What and Who I Write For
I write for you, about returning to yourself — the practice of staying connected to who you actually are, especially when life pulls you away from that.
It is not about productivity or optimising your life. It is about something quieter and more fundamental: what it feels like to actually inhabit your own life, and what it takes to keep finding your way back when you drift from it.
A new issue of Present Momentum arrives free every two weeks on Wednesday. Each one is a standalone essay — complete on its own, connected to everything that came before it.
Story
My work began in the aftermath of a life that no longer fit — a career that demanded everything, a marriage that was dissolving, and a moment of collapse that forced me to stop running from myself. What followed was not a reinvention, but a reckoning: a long, unglamorous, deeply human process of learning how to inhabit my own life with honesty and coherence.
My mind has always worked differently than most. What some labeled as learning disabilities — dyslexia, aphasia (Developmental Language Disorder), nonlinear processing — became, over time, the very source of my insight. My spoken voice and my written voice simply access my intelligence in different ways.
In speaking, I bring presence, intuition, and the ability to guide others in real time — strengths that shaped my success as a teacher, trainer, and coach. In writing, I access the same depth through a different channel, one that gives me space to articulate the precision and coherence of my inner voice without the interference of the moment.
What others once saw as a disability became the doorway to the clarity, originality, and strength that define my work.
As I rebuilt, I discovered something I once thought I had lost the right to hope for: a love that met me where I truly was, and a marriage that became part of my healing rather than another place to hide.

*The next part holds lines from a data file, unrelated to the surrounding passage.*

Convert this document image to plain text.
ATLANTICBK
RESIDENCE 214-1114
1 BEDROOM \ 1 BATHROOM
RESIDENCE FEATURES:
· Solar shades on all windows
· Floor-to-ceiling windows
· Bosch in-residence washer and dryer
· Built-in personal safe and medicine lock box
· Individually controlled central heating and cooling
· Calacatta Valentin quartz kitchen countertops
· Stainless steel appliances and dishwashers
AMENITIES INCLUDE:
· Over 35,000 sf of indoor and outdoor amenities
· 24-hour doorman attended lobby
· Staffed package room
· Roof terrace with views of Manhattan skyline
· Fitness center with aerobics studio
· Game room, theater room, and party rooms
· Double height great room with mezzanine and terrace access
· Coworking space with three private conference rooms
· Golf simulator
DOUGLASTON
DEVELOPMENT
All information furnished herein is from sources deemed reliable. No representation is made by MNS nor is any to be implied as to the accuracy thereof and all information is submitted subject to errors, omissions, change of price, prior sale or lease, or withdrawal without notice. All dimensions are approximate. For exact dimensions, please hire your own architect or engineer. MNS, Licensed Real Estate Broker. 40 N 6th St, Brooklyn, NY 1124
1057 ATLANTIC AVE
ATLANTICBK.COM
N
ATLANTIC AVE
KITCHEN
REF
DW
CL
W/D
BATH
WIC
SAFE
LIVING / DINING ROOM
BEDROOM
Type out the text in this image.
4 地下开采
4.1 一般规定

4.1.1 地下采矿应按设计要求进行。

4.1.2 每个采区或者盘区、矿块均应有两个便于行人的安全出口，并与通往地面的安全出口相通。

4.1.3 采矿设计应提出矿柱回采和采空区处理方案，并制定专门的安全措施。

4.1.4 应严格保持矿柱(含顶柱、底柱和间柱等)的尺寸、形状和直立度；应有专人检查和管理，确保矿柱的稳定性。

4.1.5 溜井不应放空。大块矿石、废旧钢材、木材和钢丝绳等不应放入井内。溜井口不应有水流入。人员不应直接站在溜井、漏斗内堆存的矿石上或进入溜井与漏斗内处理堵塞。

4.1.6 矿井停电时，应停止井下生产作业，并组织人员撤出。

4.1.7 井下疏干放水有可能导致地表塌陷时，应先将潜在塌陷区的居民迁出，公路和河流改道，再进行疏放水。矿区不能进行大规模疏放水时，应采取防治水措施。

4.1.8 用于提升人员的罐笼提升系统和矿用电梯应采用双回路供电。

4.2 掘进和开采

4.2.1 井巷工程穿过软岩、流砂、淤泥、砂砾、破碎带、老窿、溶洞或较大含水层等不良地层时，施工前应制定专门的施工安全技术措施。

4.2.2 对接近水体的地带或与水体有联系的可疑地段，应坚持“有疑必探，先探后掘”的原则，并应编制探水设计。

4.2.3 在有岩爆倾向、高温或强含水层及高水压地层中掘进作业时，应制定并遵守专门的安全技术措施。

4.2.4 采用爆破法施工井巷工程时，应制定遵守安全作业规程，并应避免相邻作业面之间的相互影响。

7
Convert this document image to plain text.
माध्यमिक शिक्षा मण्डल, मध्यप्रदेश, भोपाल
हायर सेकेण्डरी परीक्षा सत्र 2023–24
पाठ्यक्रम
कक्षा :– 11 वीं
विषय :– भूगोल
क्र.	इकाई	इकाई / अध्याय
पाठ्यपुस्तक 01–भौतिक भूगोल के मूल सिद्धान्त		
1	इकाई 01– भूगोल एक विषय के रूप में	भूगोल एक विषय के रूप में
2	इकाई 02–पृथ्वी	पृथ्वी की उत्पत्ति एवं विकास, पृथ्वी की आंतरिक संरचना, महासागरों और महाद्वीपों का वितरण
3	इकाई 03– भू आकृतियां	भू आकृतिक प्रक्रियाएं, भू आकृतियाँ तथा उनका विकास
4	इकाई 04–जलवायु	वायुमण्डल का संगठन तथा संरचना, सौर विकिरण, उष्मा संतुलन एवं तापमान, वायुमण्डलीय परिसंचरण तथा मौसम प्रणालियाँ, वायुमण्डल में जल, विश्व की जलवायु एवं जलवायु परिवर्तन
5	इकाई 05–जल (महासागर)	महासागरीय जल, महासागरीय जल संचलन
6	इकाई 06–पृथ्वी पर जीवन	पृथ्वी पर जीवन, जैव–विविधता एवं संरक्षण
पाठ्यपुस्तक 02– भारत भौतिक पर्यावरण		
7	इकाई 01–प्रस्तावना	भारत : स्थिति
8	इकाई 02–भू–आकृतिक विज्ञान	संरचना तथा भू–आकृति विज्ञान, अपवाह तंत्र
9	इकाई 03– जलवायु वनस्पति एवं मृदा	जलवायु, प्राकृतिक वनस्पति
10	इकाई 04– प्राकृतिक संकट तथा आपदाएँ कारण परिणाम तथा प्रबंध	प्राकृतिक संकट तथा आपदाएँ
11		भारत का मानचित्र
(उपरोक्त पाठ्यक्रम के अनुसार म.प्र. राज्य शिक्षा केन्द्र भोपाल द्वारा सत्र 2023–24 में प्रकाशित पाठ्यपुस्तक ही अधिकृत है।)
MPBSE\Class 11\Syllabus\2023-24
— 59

I also rebuilt a career — not the one I had before, but one rooted in integrity, coherence, and the work I was actually meant to do.
For more than three decades, I’ve walked with people who are trying to do the same: to understand themselves, to untangle the stories that shape them, and to live from a place that feels true. My writing is an extension of that work — an attempt to offer clarity, coherence, and a way back to the self.